A number of articles have been published in response to Hersh's piece, criticising various aspects of his report.  "Who Trusts Russian Spies on Syria?", "Seymour Hersh’s alternate reality", and "Turkey’s Syria Policy: Why Seymour Hersh Got it Wrong" all focus on different aspects of the story, and Dan Kaszeta's Hersh and the Red Herring looks closely at the chemistry and practicality of the claims made in Hersh's piece.  This includes Hersh's claim that Porton Down couldn't match batches of Sarin together from their reference stock and the type used on August 21st:
The article also either ignores or misunderstands other important technical details. Much is made of a sample of Sarin provided by Russian intelligence. Even under the best of circumstances, can we count on Russian intelligence services to have probity and objectivity, given Russia’s record of obfuscation on the issue of the Sarin attacks? After all, Russian state media has been ruthless in pursuing alternative narratives in this case. Hersh also makes much of matching samples of Sarin. By its very definition, all Sarin, binary or otherwise, is made by a batch process and not a continuous production process. Even with the best, highest grade of stockpile-quality US Sarin, there were differences between batches even though millions were spent to have a standardized product.

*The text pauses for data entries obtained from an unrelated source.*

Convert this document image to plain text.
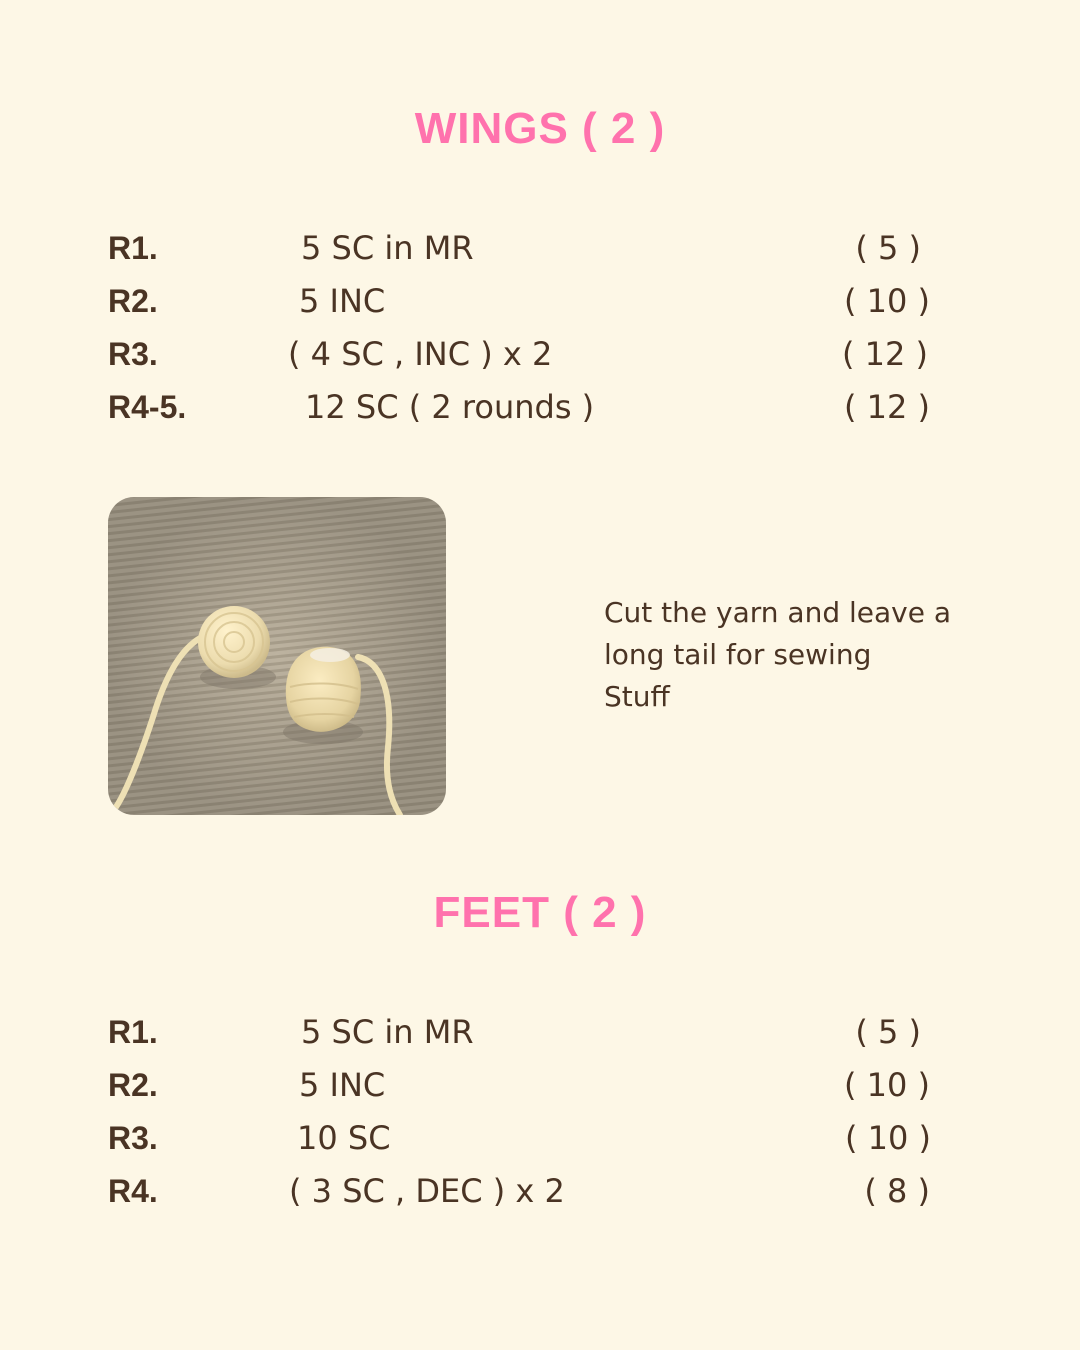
WINGS ( 2 )
R1.	5 SC in MR	( 5 )
R2.	5 INC	( 10 )
R3.	( 4 SC , INC ) x 2	( 12 )
R4-5.	12 SC ( 2 rounds )	( 12 )
Cut the yarn and leave a
long tail for sewing
Stuff
FEET ( 2 )
R1.	5 SC in MR	( 5 )
R2.	5 INC	( 10 )
R3.	10 SC	( 10 )
R4.	( 3 SC , DEC ) x 2	( 8 )
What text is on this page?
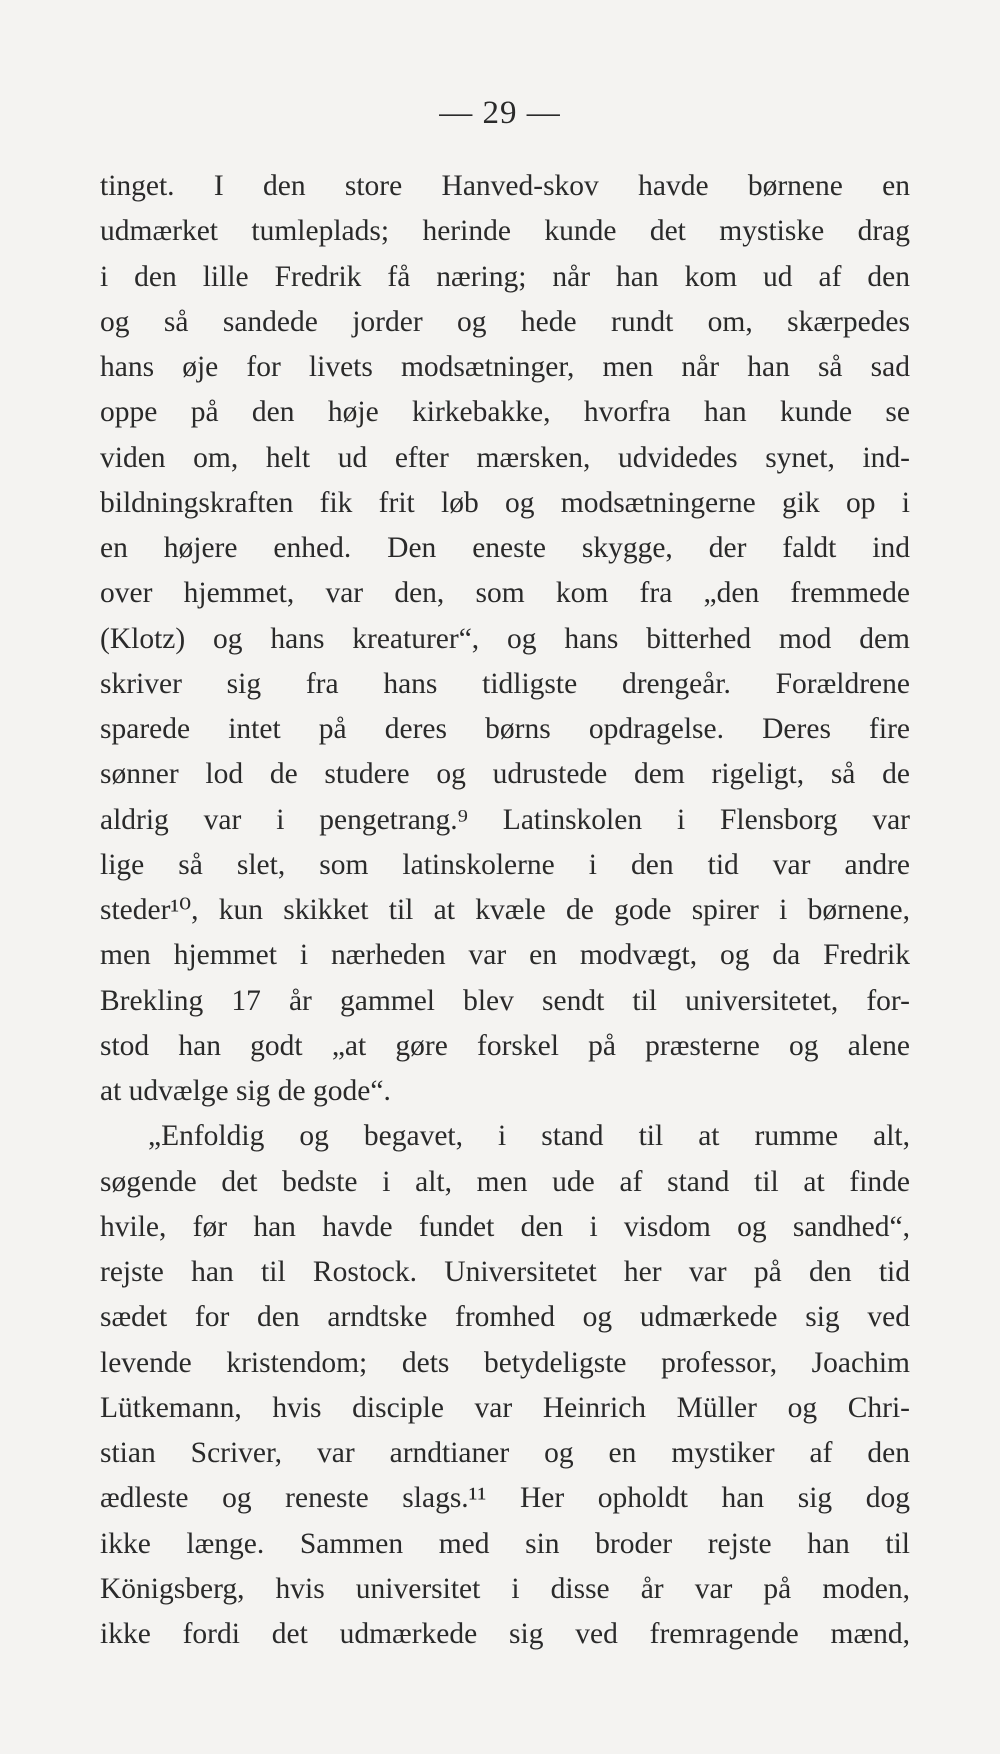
— 29 —
tinget. I den store Hanved-skov havde børnene en
udmærket tumleplads; herinde kunde det mystiske drag
i den lille Fredrik få næring; når han kom ud af den
og så sandede jorder og hede rundt om, skærpedes
hans øje for livets modsætninger, men når han så sad
oppe på den høje kirkebakke, hvorfra han kunde se
viden om, helt ud efter mærsken, udvidedes synet, ind-
bildningskraften fik frit løb og modsætningerne gik op i
en højere enhed. Den eneste skygge, der faldt ind
over hjemmet, var den, som kom fra „den fremmede
(Klotz) og hans kreaturer“, og hans bitterhed mod dem
skriver sig fra hans tidligste drengeår. Forældrene
sparede intet på deres børns opdragelse. Deres fire
sønner lod de studere og udrustede dem rigeligt, så de
aldrig var i pengetrang.⁹ Latinskolen i Flensborg var
lige så slet, som latinskolerne i den tid var andre
steder¹⁰, kun skikket til at kvæle de gode spirer i børnene,
men hjemmet i nærheden var en modvægt, og da Fredrik
Brekling 17 år gammel blev sendt til universitetet, for-
stod han godt „at gøre forskel på præsterne og alene
at udvælge sig de gode“.
„Enfoldig og begavet, i stand til at rumme alt,
søgende det bedste i alt, men ude af stand til at finde
hvile, før han havde fundet den i visdom og sandhed“,
rejste han til Rostock. Universitetet her var på den tid
sædet for den arndtske fromhed og udmærkede sig ved
levende kristendom; dets betydeligste professor, Joachim
Lütkemann, hvis disciple var Heinrich Müller og Chri-
stian Scriver, var arndtianer og en mystiker af den
ædleste og reneste slags.¹¹ Her opholdt han sig dog
ikke længe. Sammen med sin broder rejste han til
Königsberg, hvis universitet i disse år var på moden,
ikke fordi det udmærkede sig ved fremragende mænd,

Consistency was hard to achieve. Certainly, Iraq could not produce consistent batches. With binary Sarin, the differences can be particularly pronounced, as the product is typically made in much smaller quantities at a time. The Sarin from the first pouring from the mixing vessel can be much different than the last one. Given these differences, the ubiquitous presence of an additive, hexamine, is ever more pronounced. None of these important facts are mentioned in Mr. Hersh’s report. 
This section of the article is of particular interest as Tom Coghlan, Foreign Correspondent for The Times, contacted the MoD about these claims
Again, when asked about the work of Dan Kaszeta Hersh does little more than dismisses it, rather than realising it's key to the claims he's making.  Hersh also claims Jabhat al-Nusra has a Sarin production facility in Aleppo, clearly having no grasp of what that would actually entail (a large custom made facility to produce the quantity of Sarin used on August 21st), and his claims that Turkey were shipping precursor chemicals to the factory in Syria would require at least one end of the process to be manufacturing Methylphosphonyl difluoride, a key component of the Sarin used on August 21st, requiring large, custom built, facilities to manufacture the quantity needed for the August 21st Sarin attack, and huge amounts of closely controlled chemicals. Beyond the vaguest of explanations, Hersh provides no explanation to how any of this could have occurred, and it seems when it comes down to the finer details, that would cast doubt on the narrative he's constructed, he believes a hand wave is all he needs to dismiss it.